Chinese general (1895–1975)

Liu Ruming (劉汝明 (刘汝明, Liu Ju-ming); 12 May 1895 – 28 April 1975) was a general of the Republic of China during the Second Sino-Japanese War and the Chinese Civil War.

== Biography ==

Born in Hebei, he became an important military officer in Feng Yuxiang's Northwestern Army. He served during the Northern Expedition. After the 1930 Central Plains War he took the post of 29th Army Deputy commander. He became chairman of the government of Chahar Province in June 1936, holding it until October 1938.

In July 1937 he was commander of the 143rd Division, at the outbreak of the Second Sino-Japanese War. Later during Operation Chahar he commanded the defense of the provincial capital of Kalgan with the 7th Army Group Detachment as the Deputy commander of 7th Army in addition to command of his division. From then on he commanded the 68th Corps in the later phase of the Peiping – Hankow Railway Operation, and during many of the important battles in the war, the Battle of Xuzhou, Battle of Wuhan, Battle of Suixian-Zaoyang, Battle of Zaoyang-Yichang, Battle of South Henan.

During the Battle of Henan-Hunan-Guangxi, at the time of the Battle of West Henan-North Hubei in 1945 he was in command of the Western Henan Garrison and the Western Henan Forces, 2nd Army Group.

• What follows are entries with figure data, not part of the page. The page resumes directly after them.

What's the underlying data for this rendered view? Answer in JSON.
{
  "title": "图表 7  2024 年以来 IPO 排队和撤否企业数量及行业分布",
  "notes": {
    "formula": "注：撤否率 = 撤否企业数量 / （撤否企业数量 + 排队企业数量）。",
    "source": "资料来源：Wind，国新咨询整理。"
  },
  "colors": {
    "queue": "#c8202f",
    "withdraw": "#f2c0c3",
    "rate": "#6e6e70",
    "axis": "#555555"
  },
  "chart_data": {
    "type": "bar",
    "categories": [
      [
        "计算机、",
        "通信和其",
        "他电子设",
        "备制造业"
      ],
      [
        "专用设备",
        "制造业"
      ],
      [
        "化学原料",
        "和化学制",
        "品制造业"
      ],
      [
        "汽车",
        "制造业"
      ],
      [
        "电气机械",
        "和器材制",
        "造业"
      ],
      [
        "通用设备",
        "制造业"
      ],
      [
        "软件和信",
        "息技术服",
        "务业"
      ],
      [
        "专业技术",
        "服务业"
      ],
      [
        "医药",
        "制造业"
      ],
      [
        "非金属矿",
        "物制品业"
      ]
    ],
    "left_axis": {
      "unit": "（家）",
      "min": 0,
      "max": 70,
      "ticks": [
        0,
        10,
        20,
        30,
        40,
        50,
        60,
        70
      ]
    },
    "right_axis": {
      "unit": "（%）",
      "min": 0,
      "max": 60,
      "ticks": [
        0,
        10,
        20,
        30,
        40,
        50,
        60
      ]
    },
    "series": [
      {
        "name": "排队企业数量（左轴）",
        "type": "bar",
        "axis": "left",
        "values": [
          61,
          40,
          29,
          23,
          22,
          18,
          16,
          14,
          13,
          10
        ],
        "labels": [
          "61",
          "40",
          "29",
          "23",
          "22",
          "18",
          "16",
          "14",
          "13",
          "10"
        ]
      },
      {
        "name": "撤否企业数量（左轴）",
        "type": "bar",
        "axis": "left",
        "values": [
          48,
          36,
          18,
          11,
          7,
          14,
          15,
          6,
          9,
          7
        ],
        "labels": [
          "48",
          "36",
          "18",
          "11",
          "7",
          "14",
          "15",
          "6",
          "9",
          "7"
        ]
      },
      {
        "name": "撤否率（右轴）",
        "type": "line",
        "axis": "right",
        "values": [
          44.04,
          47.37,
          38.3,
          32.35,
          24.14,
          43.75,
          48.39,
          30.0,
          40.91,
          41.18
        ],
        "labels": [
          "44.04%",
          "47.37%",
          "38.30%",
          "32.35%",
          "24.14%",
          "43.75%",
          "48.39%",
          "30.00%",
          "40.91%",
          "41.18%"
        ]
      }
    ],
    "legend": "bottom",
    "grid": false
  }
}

During the Chinese Civil War in 1948 Liu was in command of 8th Army in the Huaihai Campaign. His army tried but failed to relieve other trapped Nationalist forces in the battle. In 1949 Liu was given a command to defend Fujian, but his troops were defeated during the Battle of Xiamen and he took much of the blame for the defeat.

In 1949 he moved to Taiwan along with the Nationalist government. He retired in 1952 and died in Taipei on 28 April 1975 at the age of 79.